As promising as Thursday’s second period was – Hurricanes coach Kirk Muller called it the best period his team has played this season – the other five periods should raise alarm bells for the Hurricanes. If they make the playoffs, as they should with a four-point lead in the Southeast Division in the era of the bonus loser’s overtime point, they do not want to see these Canadiens again.

That’s not necessarily breaking news – with the Canadiens leading the Eastern Conference, no one is going to want to line up to face them in the postseason – but it just so happens that the Canadiens’ particular style is exactly one that can neutralize all of the Hurricanes’ advantages.

“That’s the nature of their system and that’s why it’s effective,” Hurricanes defenseman Jay Harrison said. “It’s not unbeatable. It requires a 60-minute effort and sticking with your system for a full game. We just came off it a little bit. Our start was a little slow and we could have had a better finish as well.”

By taking away time and space better than anyone else in the NHL, they prevent the Hurricanes from utilizing the speed and skill on their top two lines, and as a team they’re not big or strong enough to fight through it with brute force. It took a Herculean effort to break the Canadiens down in the second period, and the Hurricanes were out of gas in the third. It’s difficult to imagine them maintaining such a pace over the course of a playoff series.

These are first-world problems, of course, and the Hurricanes would – and should – be happy just to make the playoffs for the first time since 2009 and only the second time since winning the Stanley Cup in 2006, particularly with the absence of Cam Ward.

Yet this matchup is particularly disconcerting as the hockey gods have a way of sending the same teams the Hurricanes’ way in the playoffs – the New Jersey Devils, most notably, but Montreal and the Boston Bruins as well. The playoff series against the Canadiens in 2002 and 2006 spawned an unlikely rivalry that only now has fizzled, although it certainly sparked at times during a feisty, chippy game Thursday.

The Hurricanes burnished their credentials as a playoff team with their second-period performance, while raising concerns about their ability to beat the best team in the conference otherwise.
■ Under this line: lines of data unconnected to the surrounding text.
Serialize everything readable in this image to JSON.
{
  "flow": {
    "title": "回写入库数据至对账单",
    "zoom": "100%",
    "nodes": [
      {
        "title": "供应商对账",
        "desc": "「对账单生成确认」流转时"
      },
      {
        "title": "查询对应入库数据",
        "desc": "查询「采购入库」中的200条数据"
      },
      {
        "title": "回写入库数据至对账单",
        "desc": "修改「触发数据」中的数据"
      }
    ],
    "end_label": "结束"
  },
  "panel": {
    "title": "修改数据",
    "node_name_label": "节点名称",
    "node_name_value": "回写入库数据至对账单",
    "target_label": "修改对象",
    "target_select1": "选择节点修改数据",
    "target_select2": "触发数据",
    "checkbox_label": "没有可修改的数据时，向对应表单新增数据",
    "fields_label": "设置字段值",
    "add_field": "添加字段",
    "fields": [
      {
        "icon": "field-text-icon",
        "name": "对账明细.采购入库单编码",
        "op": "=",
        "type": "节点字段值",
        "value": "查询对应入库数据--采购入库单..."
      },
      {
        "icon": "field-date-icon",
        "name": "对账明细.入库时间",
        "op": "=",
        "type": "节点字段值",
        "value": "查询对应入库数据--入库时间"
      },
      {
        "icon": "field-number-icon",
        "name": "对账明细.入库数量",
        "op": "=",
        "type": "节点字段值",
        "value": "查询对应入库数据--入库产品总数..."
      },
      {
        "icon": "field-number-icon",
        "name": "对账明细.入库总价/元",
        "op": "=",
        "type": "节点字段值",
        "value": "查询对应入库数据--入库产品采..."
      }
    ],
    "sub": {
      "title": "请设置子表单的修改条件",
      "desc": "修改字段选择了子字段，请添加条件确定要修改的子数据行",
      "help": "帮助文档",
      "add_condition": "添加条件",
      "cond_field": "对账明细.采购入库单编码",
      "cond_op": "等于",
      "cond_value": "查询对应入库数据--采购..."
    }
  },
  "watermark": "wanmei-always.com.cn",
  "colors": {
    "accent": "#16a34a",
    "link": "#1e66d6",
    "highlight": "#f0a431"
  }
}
“It’s definitely possible,” Hurricanes center Jordan Staal said, asked whether the second-period effort was replicable. “We’ve dominated games before. Against a team like that, they make it hard for you to really generate and get momentum. We were happy with our second and what we did, but they do make it tough to keep that momentum going.”

They may not have to beat the Canadiens to make the playoffs, but they may need to figure out a way to do it if they get there.